EL ABUELO TOMÁS EN FILIPINAS

EL ABUELO TOMÁS EN FILIPINAS

Y aunque os pueda parecer increíble, nosotros también estuvimos en guerra contra los americanos, los del norte. Así lo contaba el Abuelo Tomás.

En Cuba y en Filipinas. Yo estuve allí. Y muchos amigos también.

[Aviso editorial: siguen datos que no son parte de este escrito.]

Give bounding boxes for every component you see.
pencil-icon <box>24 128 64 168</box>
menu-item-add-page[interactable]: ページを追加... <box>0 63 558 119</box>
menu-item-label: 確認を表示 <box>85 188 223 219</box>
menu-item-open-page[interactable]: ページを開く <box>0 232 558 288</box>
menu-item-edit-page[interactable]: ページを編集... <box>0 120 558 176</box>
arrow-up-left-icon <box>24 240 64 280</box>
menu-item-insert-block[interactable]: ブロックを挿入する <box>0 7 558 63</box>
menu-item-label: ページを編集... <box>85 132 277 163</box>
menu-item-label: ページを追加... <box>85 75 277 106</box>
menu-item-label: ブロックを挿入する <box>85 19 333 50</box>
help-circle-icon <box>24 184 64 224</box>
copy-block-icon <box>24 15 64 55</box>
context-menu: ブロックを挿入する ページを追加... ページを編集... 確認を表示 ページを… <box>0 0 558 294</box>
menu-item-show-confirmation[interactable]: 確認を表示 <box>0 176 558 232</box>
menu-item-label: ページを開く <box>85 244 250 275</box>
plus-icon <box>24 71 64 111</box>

Tenía 3 amigos del alma, íntimos, como hermanos o más que hermanos. Estuvimos juntos desde que nos enrolamos en la infantería de marinas en 1890. Vivimos muchas historias, pero ellos 3 acabaron siendo héroes y yo no, por causa de una gripe brutal.

Parte de nuestro destacamento fue enviado a relevar a otro, estando en Filipinas. Yo no pude ir por orden del médico. La idea era que algunos partiríamos unas semanas después. Esas semanas se convirtieron en un par de meses. Mientras tanto se firmaron acuerdos con los americanos. Y también surgieron grupos rebeldes de filipinos, que habían luchado por su independencia de España, y ahora luchaban por su independencia de Estados Unidos, a los cuales les habíamos vendido las Filipinas.

El caso es que el destacamento de mis amigos se quedó aislado, y fue atacado varias veces por rebeldes Filipinos, y finalmente sitiado. Estuvieron un año allí, y aunque se informaba a los mandos que ya no había guerra y que debían rendirse para volver a casa, no creían esas noticias y se pensaban que era una estratagema de los filipinos para acabar con ellos.

Tuvo que ir un teniente coronel en persona a convencerlos de que los españoles ya no estaban en guerra con los filipinos. Tras mucho batallar consiguió que cediesen y se rindiesen, sin ser considerados prisioneros. Los filipinos no hicieron nada contra ellos y pudieron regresar a Manila, donde todavía estábamos unos pocos, ya con los americanos. Durante el trayecto fueron tratados como héroes, pero al llegar con nosotros, el recibimiento fue apoteósico. Cartas de los gobernantes de España, altos militares y hasta la iglesia, los felicitaba por su resistencia. Fueron los últimos soldados españoles en guerra con los filipinos y por eso prácticamente desde su regreso ya se los ha conocido como los últimos de Filipinas.

Unos días después teníamos que embarcar para España los pocos cientos que quedábamos por allí. Una veintena de nosotros solicitamos y conseguimos la baja en el ejército español, para enrolarnos en la infantería americana. Nosotros 4 lo hicimos porque los americanos querían Filipinas y acabar con los rebeldes. Y nosotros habíamos vivido salvajadas de los filipinos.

Y queríamos vengarnos.

Yo veía rabia en los ojos del abuelo Tomás, cuando hablaba de venganza.